Subtle alterations to the sign comes at a cost
Subtle alterations to the sign comes at a cost (by securityintelligence)

Poisoned training sets

Machine learning algorithms that power Artificial Intelligence, learn from data sets (training sets) or by extracting patterns from data sets. 

Poisoning Machine Learning models
Poisoning Machine Learning models

Drawbacks of Machine Learning algorithms

Attackers can poison training sets with bad data, to alter a system’s accuracy. They can even “teach” the model to behave differently, through a backdoor or otherwise. As a result, the model fails to work in the intended way, and will remain corrupted.

In the most unusual of ways, Microsoft’ AI chatbot, Tay, was corrupted through Twitter trolls. Releasing the smart chatbot was on an experimental basis, to engage people in “playful conversations.” However, Twitter users deluged the chatbot with racist, misogynistic, and anti-semitic tweets, turning Tay into a mouthpiece for a terrifying ideology in under a day. 

What next?

AI is here to stay.
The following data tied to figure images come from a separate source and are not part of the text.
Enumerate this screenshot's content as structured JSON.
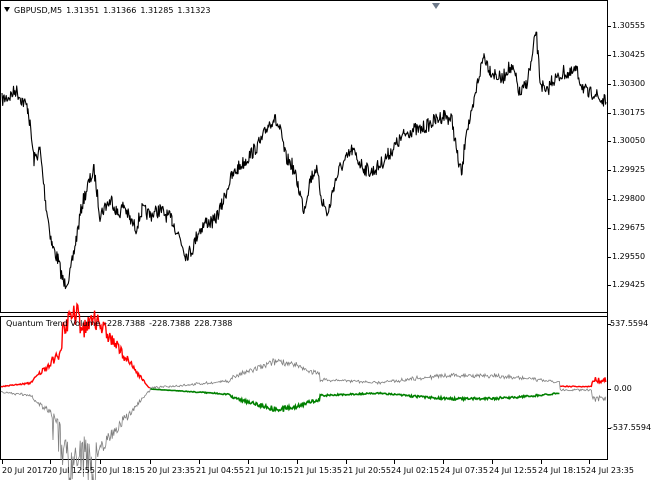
{
  "price_chart": {
    "symbol_label": "GBPUSD,M5",
    "ohlc_values": [
      "1.31351",
      "1.31366",
      "1.31285",
      "1.31323"
    ],
    "y_axis_ticks": [
      "1.30555",
      "1.30425",
      "1.30300",
      "1.30175",
      "1.30050",
      "1.29925",
      "1.29800",
      "1.29675",
      "1.29550",
      "1.29425"
    ],
    "line_color": "#000000"
  },
  "indicator": {
    "name": "Quantum Trend Volume",
    "values": [
      "-228.7388",
      "-228.7388",
      "228.7388"
    ],
    "y_axis_ticks": [
      "537.5594",
      "0.00",
      "-537.5594"
    ],
    "colors": {
      "bullish": "#ff0000",
      "bearish": "#008000",
      "gray": "#808080"
    }
  },
  "time_axis": {
    "labels": [
      "20 Jul 2017",
      "20 Jul 12:55",
      "20 Jul 18:15",
      "20 Jul 23:35",
      "21 Jul 04:55",
      "21 Jul 10:15",
      "21 Jul 15:35",
      "21 Jul 20:55",
      "24 Jul 02:15",
      "24 Jul 07:35",
      "24 Jul 12:55",
      "24 Jul 18:15",
      "24 Jul 23:35"
    ]
  }
}
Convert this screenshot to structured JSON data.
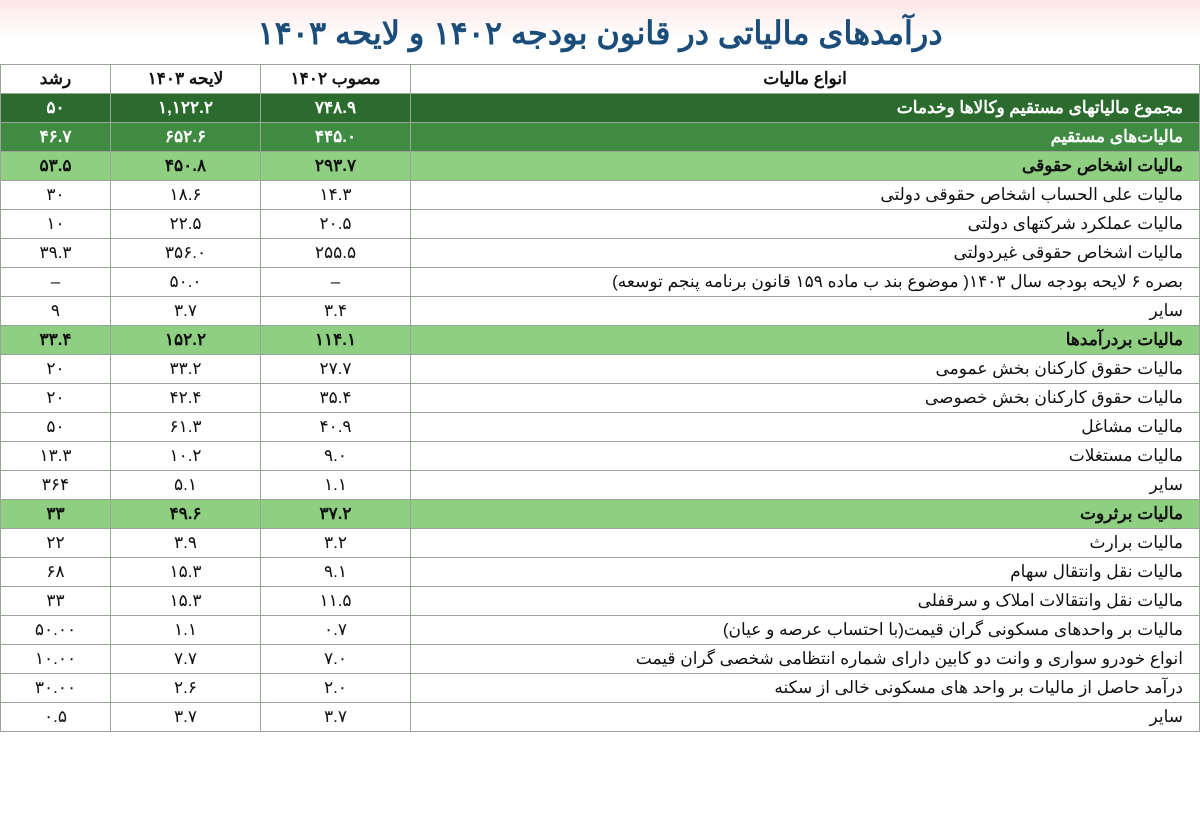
{
  "title": "درآمدهای مالیاتی در قانون بودجه ۱۴۰۲ و لایحه ۱۴۰۳",
  "headers": {
    "types": "انواع مالیات",
    "approved": "مصوب ۱۴۰۲",
    "bill": "لایحه ۱۴۰۳",
    "growth": "رشد"
  },
  "rows": [
    {
      "cls": "level0",
      "label": "مجموع مالیاتهای مستقیم وکالاها وخدمات",
      "approved": "۷۴۸.۹",
      "bill": "۱,۱۲۲.۲",
      "growth": "۵۰"
    },
    {
      "cls": "level1",
      "label": "مالیات‌های مستقیم",
      "approved": "۴۴۵.۰",
      "bill": "۶۵۲.۶",
      "growth": "۴۶.۷"
    },
    {
      "cls": "level2",
      "label": "مالیات اشخاص حقوقی",
      "approved": "۲۹۳.۷",
      "bill": "۴۵۰.۸",
      "growth": "۵۳.۵"
    },
    {
      "cls": "plain",
      "label": "مالیات علی الحساب اشخاص حقوقی دولتی",
      "approved": "۱۴.۳",
      "bill": "۱۸.۶",
      "growth": "۳۰"
    },
    {
      "cls": "plain",
      "label": "مالیات عملکرد شرکتهای دولتی",
      "approved": "۲۰.۵",
      "bill": "۲۲.۵",
      "growth": "۱۰"
    },
    {
      "cls": "plain",
      "label": "مالیات اشخاص حقوقی غیردولتی",
      "approved": "۲۵۵.۵",
      "bill": "۳۵۶.۰",
      "growth": "۳۹.۳"
    },
    {
      "cls": "plain",
      "label": "بصره ۶ لایحه بودجه سال ۱۴۰۳( موضوع بند ب ماده ۱۵۹ قانون برنامه پنجم توسعه)",
      "approved": "–",
      "bill": "۵۰.۰",
      "growth": "–"
    },
    {
      "cls": "plain",
      "label": "سایر",
      "approved": "۳.۴",
      "bill": "۳.۷",
      "growth": "۹"
    },
    {
      "cls": "level2",
      "label": "مالیات بردرآمدها",
      "approved": "۱۱۴.۱",
      "bill": "۱۵۲.۲",
      "growth": "۳۳.۴"
    },
    {
      "cls": "plain",
      "label": "مالیات حقوق کارکنان بخش عمومی",
      "approved": "۲۷.۷",
      "bill": "۳۳.۲",
      "growth": "۲۰"
    },
    {
      "cls": "plain",
      "label": "مالیات حقوق کارکنان بخش خصوصی",
      "approved": "۳۵.۴",
      "bill": "۴۲.۴",
      "growth": "۲۰"
    },
    {
      "cls": "plain",
      "label": "مالیات مشاغل",
      "approved": "۴۰.۹",
      "bill": "۶۱.۳",
      "growth": "۵۰"
    },
    {
      "cls": "plain",
      "label": "مالیات مستغلات",
      "approved": "۹.۰",
      "bill": "۱۰.۲",
      "growth": "۱۳.۳"
    },
    {
      "cls": "plain",
      "label": "سایر",
      "approved": "۱.۱",
      "bill": "۵.۱",
      "growth": "۳۶۴"
    },
    {
      "cls": "level2",
      "label": "مالیات برثروت",
      "approved": "۳۷.۲",
      "bill": "۴۹.۶",
      "growth": "۳۳"
    },
    {
      "cls": "plain",
      "label": "مالیات برارث",
      "approved": "۳.۲",
      "bill": "۳.۹",
      "growth": "۲۲"
    },
    {
      "cls": "plain",
      "label": "مالیات نقل وانتقال سهام",
      "approved": "۹.۱",
      "bill": "۱۵.۳",
      "growth": "۶۸"
    },
    {
      "cls": "plain",
      "label": "مالیات نقل وانتقالات املاک و سرقفلی",
      "approved": "۱۱.۵",
      "bill": "۱۵.۳",
      "growth": "۳۳"
    },
    {
      "cls": "plain",
      "label": "مالیات بر واحدهای مسکونی گران قیمت(با احتساب عرصه و عیان)",
      "approved": "۰.۷",
      "bill": "۱.۱",
      "growth": "۵۰.۰۰"
    },
    {
      "cls": "plain",
      "label": "انواع خودرو سواری و وانت دو کابین دارای شماره انتظامی شخصی گران قیمت",
      "approved": "۷.۰",
      "bill": "۷.۷",
      "growth": "۱۰.۰۰"
    },
    {
      "cls": "plain",
      "label": "درآمد حاصل از مالیات بر واحد های مسکونی خالی از سکنه",
      "approved": "۲.۰",
      "bill": "۲.۶",
      "growth": "۳۰.۰۰"
    },
    {
      "cls": "plain",
      "label": "سایر",
      "approved": "۳.۷",
      "bill": "۳.۷",
      "growth": "۰.۵"
    }
  ]
}
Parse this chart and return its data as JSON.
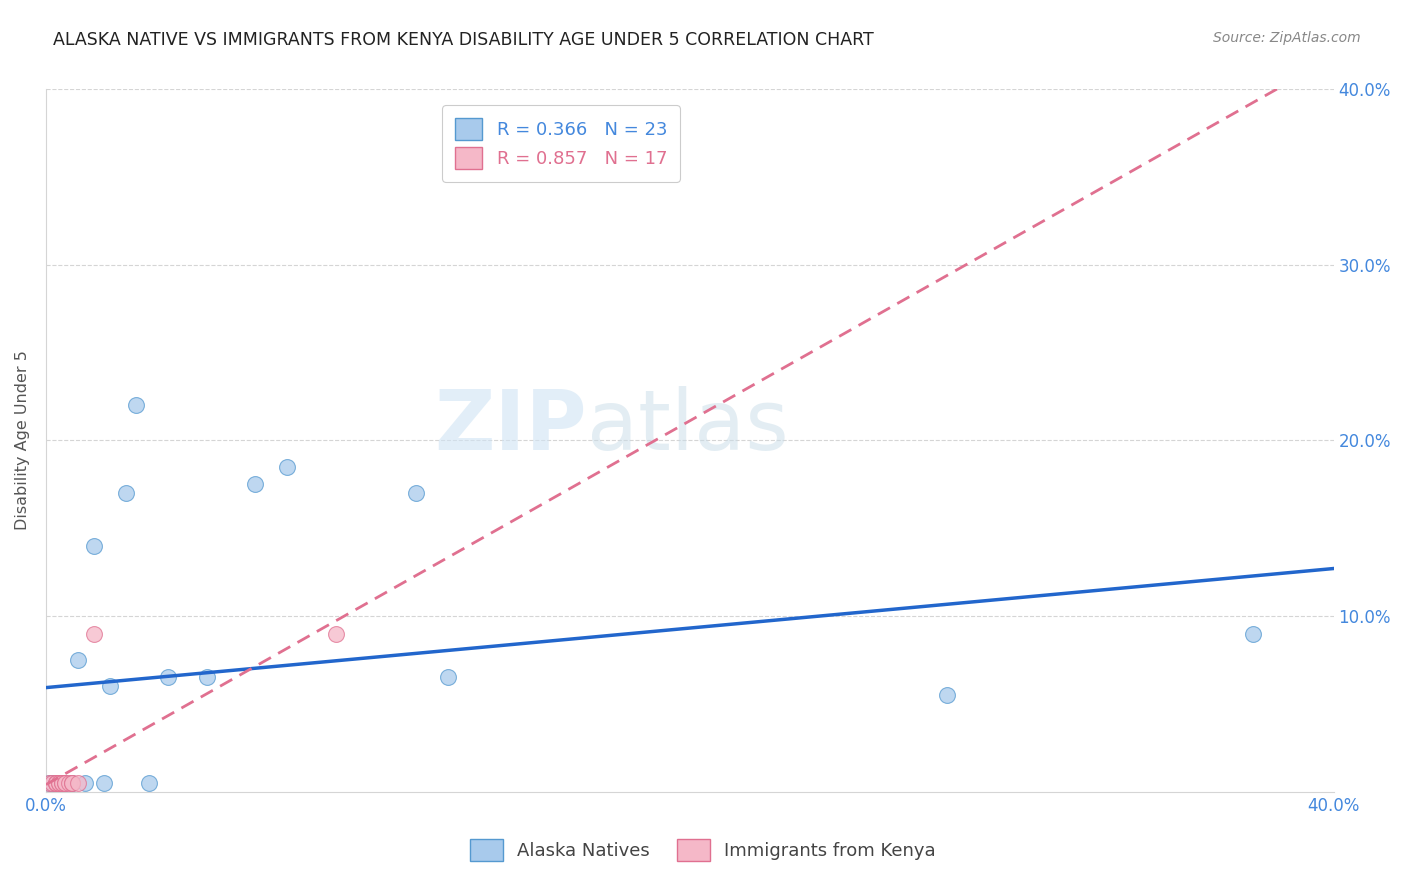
{
  "title": "ALASKA NATIVE VS IMMIGRANTS FROM KENYA DISABILITY AGE UNDER 5 CORRELATION CHART",
  "source": "Source: ZipAtlas.com",
  "ylabel": "Disability Age Under 5",
  "watermark_zip": "ZIP",
  "watermark_atlas": "atlas",
  "legend_r1": "R = 0.366   N = 23",
  "legend_r2": "R = 0.857   N = 17",
  "legend_label1": "Alaska Natives",
  "legend_label2": "Immigrants from Kenya",
  "alaska_x": [
    0.001,
    0.002,
    0.003,
    0.004,
    0.005,
    0.006,
    0.008,
    0.01,
    0.012,
    0.015,
    0.018,
    0.02,
    0.025,
    0.028,
    0.032,
    0.038,
    0.05,
    0.065,
    0.075,
    0.115,
    0.125,
    0.28,
    0.375
  ],
  "alaska_y": [
    0.005,
    0.005,
    0.005,
    0.005,
    0.005,
    0.005,
    0.005,
    0.075,
    0.005,
    0.14,
    0.005,
    0.06,
    0.17,
    0.22,
    0.005,
    0.065,
    0.065,
    0.175,
    0.185,
    0.17,
    0.065,
    0.055,
    0.09
  ],
  "kenya_x": [
    0.001,
    0.002,
    0.003,
    0.003,
    0.003,
    0.004,
    0.004,
    0.005,
    0.005,
    0.006,
    0.006,
    0.007,
    0.008,
    0.008,
    0.01,
    0.015,
    0.09
  ],
  "kenya_y": [
    0.005,
    0.005,
    0.005,
    0.005,
    0.005,
    0.005,
    0.005,
    0.005,
    0.005,
    0.005,
    0.005,
    0.005,
    0.005,
    0.005,
    0.005,
    0.09,
    0.09
  ],
  "xlim": [
    0.0,
    0.4
  ],
  "ylim": [
    0.0,
    0.4
  ],
  "blue_scatter_color": "#a8caec",
  "blue_scatter_edge": "#5599d0",
  "pink_scatter_color": "#f5b8c8",
  "pink_scatter_edge": "#e07090",
  "blue_line_color": "#2266cc",
  "pink_line_color": "#e07090",
  "grid_color": "#d5d5d5",
  "background_color": "#ffffff",
  "blue_text_color": "#4488dd",
  "pink_text_color": "#e07090"
}
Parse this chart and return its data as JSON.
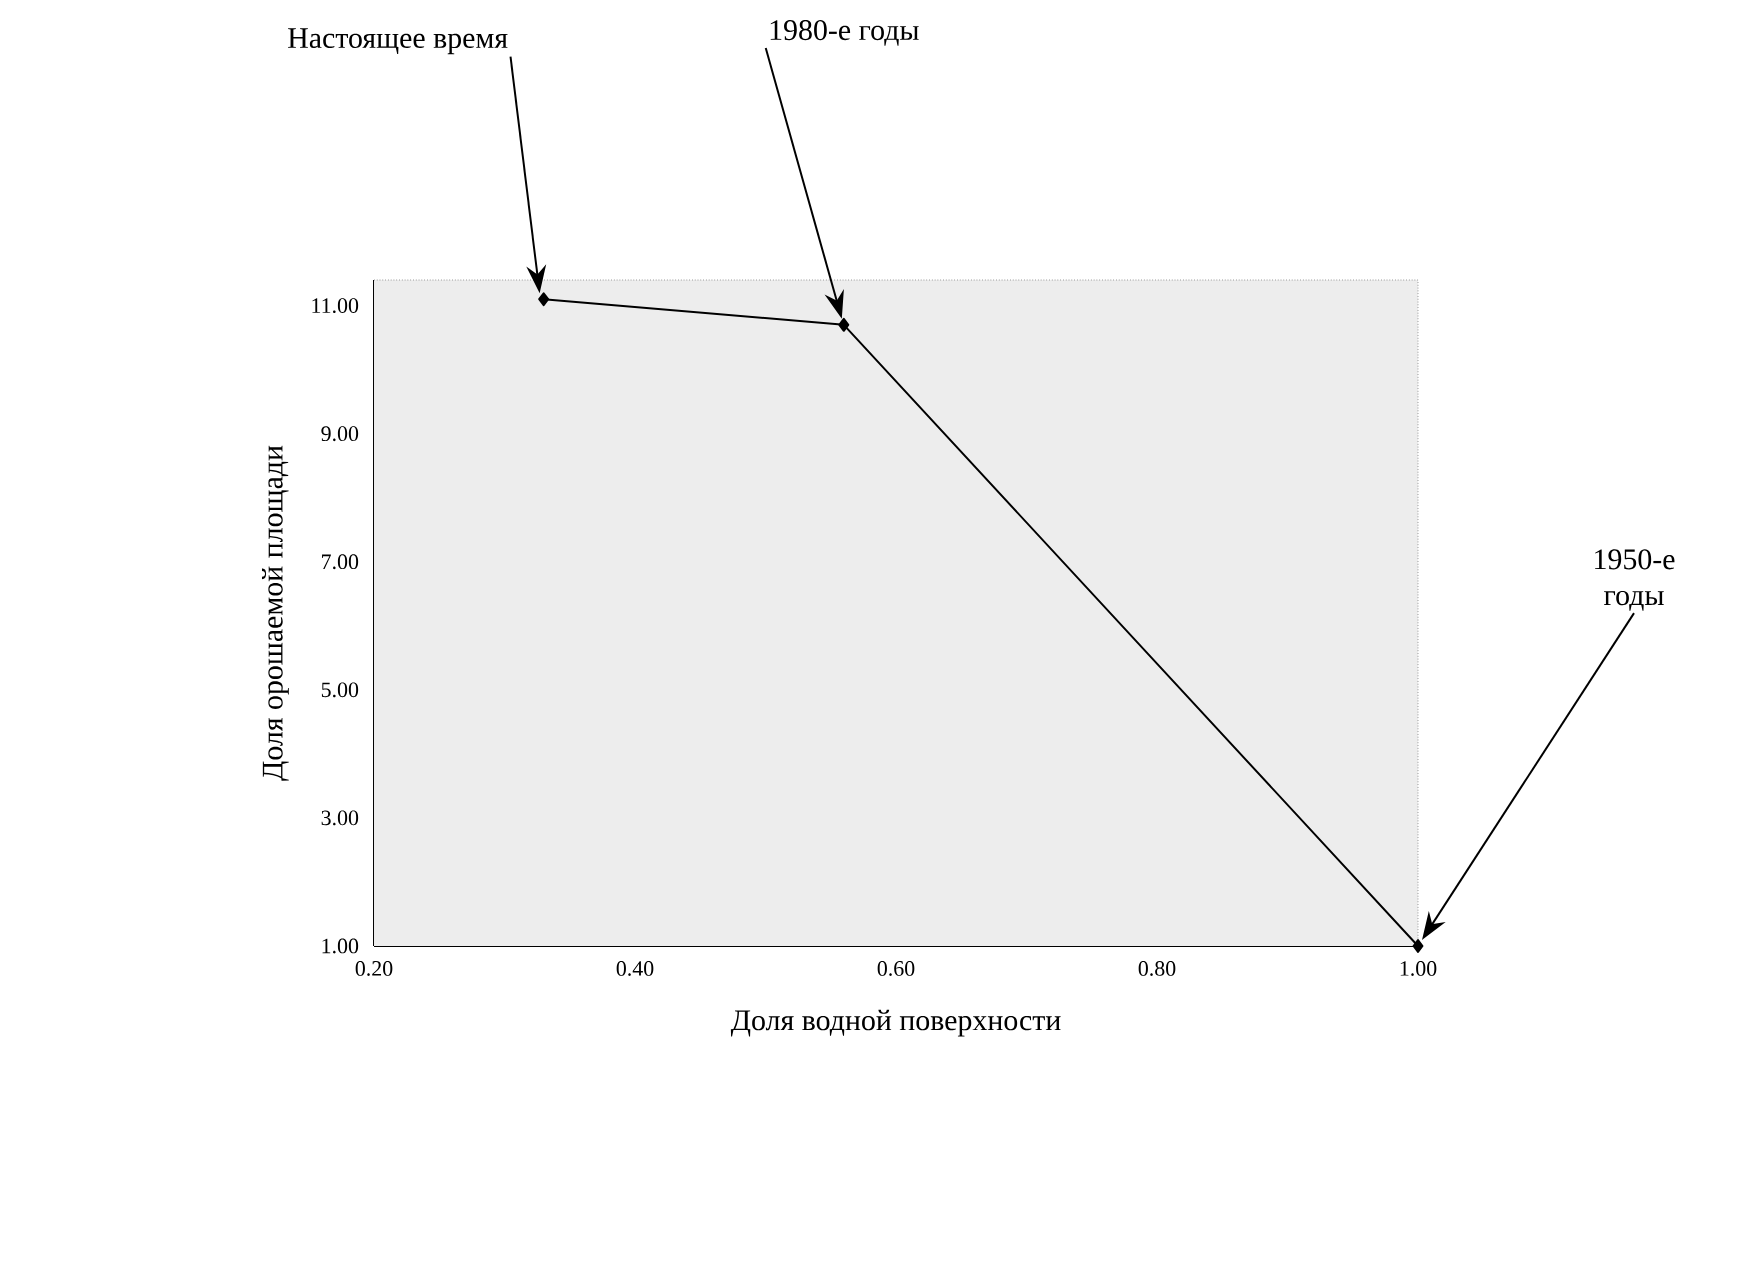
{
  "chart_data": {
    "type": "line",
    "xlabel": "Доля водной поверхности",
    "ylabel": "Доля орошаемой площади",
    "x": [
      0.33,
      0.56,
      1.0
    ],
    "values": [
      11.1,
      10.7,
      1.0
    ],
    "color": "#000000",
    "marker": "diamond",
    "line_style": "solid",
    "grid": false,
    "xlim": [
      0.2,
      1.0
    ],
    "ylim": [
      1.0,
      11.4
    ],
    "xticks": [
      {
        "value": 0.2,
        "label": "0.20"
      },
      {
        "value": 0.4,
        "label": "0.40"
      },
      {
        "value": 0.6,
        "label": "0.60"
      },
      {
        "value": 0.8,
        "label": "0.80"
      },
      {
        "value": 1.0,
        "label": "1.00"
      }
    ],
    "yticks": [
      {
        "value": 1,
        "label": "1.00"
      },
      {
        "value": 3,
        "label": "3.00"
      },
      {
        "value": 5,
        "label": "5.00"
      },
      {
        "value": 7,
        "label": "7.00"
      },
      {
        "value": 9,
        "label": "9.00"
      },
      {
        "value": 11,
        "label": "11.00"
      }
    ],
    "annotations": [
      "Настоящее время",
      "1980-е годы",
      "1950-е годы"
    ]
  }
}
So, as we build Artificial Intelligence systems that can efficiently detect and respond to cyber threats, we should take small steps to ensure they are not exploited:

  1. Focus on basic cybersecurity hygiene including network security and anti-malware systems.
  2. Ensure there is some human monitoring/ intervention even for the most advanced AI systems. 
  3. Teach AI systems to detect foreign data based on timestamps, data quality etc.